Great Falls, MT, USA — It is winter, there’s still snow on the ground and no smoke in the air, so now is probably the best time to have a rational discussion regarding wildfires. So it is good that the Montana State Legislature has established a special Fire Suppression Interim Committee to study these issues now.
All Montanans remember last summer’s fire season when more than 740,000 acres burned and firefighting costs topped $100 million with $42.7 million of that being paid by the state. That is an enormous expense to Montana and one that should make us stop and reflect how we might modify wildfire policies to emphasize public safety, reduce taxpayer costs, protect property, and enhance the long-term health of our forests.
Earlier this month I joined with two other local forest experts from the University of Montana and Montana State University to share some of our research and experience with the Fire Committee and to emphasize four points. In response to the increasing occurrence of fire and increasing firefighting costs, the state Legislature established a special Fire Suppression Interim Committee to review wildland fire policy.
First, expect more fires and more fires near communities. Wildland fire has always been a part of Montana’s landscapes, and several factors have coalesced to create some of the most severe fire seasons in the state’s recorded history. The occurrence of an extended drought, reduced snowpack, past timber management and fire suppression activities have acted as to increase forest fuel accumulation.
Fuel accumulation combined with the impacts of climate change, increasing length of fire season and higher summer temperatures, have resulted in a great potential for wildland fire.
When you include the increasing numbers of people moving into the “wildland-urban interface,” Montana’s future almost certainly holds more fires near communities.
Second, protecting communities from fire must remain the top priority. Montana and nearby states have well-trained, well-funded professional firefighters who successfully attacked 98 percent of all fire starts within a few hours in the Northern Rockies last summer.
Significant research by the Forest Service and other scientists, much of it done here in Montana, shows that work right around homes does the most to protect structures, provides the biggest “bang for the taxpayer buck,” and increases public and firefighter safety. Smart future planning and incentives to help communities Firewise homes and treat nearby lands must be encouraged.
Third, farther away from communities, we believe that prescribed and wildland fires provide more cost-effective and efficient ways to address fire and related issues of public cost, and safety.
“Fire use” when done under appropriate weather conditions and far from communities works to restore historical conditions to our forests and make them more resilient and resistant to future catastrophic fires; thus increasing public safety while reducing costs in the coming years.

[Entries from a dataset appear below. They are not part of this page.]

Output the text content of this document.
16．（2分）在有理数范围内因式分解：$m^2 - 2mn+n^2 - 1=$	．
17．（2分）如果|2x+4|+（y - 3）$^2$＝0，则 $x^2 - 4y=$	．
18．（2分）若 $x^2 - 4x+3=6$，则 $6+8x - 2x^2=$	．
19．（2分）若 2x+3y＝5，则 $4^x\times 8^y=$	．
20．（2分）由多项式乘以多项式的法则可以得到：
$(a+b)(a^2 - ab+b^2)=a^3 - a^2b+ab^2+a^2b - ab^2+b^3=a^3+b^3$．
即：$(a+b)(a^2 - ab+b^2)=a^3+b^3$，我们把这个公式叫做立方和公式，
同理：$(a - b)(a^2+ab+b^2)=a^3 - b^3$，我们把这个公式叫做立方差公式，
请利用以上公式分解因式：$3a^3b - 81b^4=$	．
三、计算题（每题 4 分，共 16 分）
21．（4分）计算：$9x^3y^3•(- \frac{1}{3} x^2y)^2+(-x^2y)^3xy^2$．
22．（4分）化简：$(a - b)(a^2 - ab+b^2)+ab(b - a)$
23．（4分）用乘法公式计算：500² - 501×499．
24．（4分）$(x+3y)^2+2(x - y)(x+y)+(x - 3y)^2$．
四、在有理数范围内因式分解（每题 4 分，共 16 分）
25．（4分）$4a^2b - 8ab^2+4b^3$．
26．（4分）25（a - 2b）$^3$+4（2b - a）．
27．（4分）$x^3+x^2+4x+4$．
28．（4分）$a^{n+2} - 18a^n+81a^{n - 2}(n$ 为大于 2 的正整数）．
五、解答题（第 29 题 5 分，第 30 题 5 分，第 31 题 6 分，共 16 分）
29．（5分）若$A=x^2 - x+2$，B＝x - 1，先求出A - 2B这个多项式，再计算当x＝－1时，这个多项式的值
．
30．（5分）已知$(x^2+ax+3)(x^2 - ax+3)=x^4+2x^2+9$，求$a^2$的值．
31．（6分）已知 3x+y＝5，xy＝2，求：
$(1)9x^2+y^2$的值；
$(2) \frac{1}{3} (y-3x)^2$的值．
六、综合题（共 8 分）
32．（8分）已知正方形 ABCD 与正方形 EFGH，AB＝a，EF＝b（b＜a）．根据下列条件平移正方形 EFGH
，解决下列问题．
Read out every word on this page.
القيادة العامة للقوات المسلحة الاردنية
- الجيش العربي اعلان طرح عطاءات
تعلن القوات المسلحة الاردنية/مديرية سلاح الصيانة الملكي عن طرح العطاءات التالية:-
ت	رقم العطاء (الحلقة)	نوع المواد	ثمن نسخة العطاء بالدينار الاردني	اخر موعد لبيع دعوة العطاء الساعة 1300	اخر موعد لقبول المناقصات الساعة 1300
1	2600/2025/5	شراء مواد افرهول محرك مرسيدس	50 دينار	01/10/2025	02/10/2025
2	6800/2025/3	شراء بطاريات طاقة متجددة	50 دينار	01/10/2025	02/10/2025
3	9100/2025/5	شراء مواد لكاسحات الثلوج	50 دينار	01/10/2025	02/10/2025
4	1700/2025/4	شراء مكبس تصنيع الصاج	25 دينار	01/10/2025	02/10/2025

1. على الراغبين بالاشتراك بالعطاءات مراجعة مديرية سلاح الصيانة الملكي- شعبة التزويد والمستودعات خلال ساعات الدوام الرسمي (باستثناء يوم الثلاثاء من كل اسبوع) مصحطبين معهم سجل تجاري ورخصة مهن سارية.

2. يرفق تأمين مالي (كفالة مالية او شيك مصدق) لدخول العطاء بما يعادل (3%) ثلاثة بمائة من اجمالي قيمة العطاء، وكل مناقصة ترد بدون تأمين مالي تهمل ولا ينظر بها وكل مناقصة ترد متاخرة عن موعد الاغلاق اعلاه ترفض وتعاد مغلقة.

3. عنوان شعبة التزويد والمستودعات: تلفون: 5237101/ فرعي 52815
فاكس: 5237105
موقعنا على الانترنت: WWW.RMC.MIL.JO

Low elevation, dry forests such as ponderosa pine forests in western Montana that historically experienced frequent low-severity fire can be protected from stand-replacing fire by fuel reduction treatments and prescribed fire.
By comparison, higher elevation forests, far from communities like lodgepole pine forests in Yellowstone historically experienced less frequent, high and mixed severity fires may be best managed through a wildland fire use approach.
Finally, the U.S. Forest Service is being forced to focus on fire suppression and less on fire prevention and forest management. The Forest Service budget released recently proposes to spend nearly half the agency’s funding on fire-related activities but cuts programs for fire pre-emptive projects like hazardous fuels reduction and fire preparedness.
Focusing on just fire suppression during a time of increasing fire occurrence is not sustainable.
Near communities, fire suppression and fuel treatment efforts should be our focus.
Homeowners must be empowered to protect themselves by encouraging them to make their communities Firesafe.
Farther from communities, fire, both prescribed and wildland, must be used as a tool to restore forests and reduce future suppression costs.
Together, Montanans can work toward creating fire-resistant communities in healthy, fire-resilient landscapes.
Dr. Thomas H. DeLuca, a senior forest ecologist for the Wilderness Society in Bozeman, previously served for many years as a professor at the University of Montana College of Forestry where he remains an adjunct faculty member.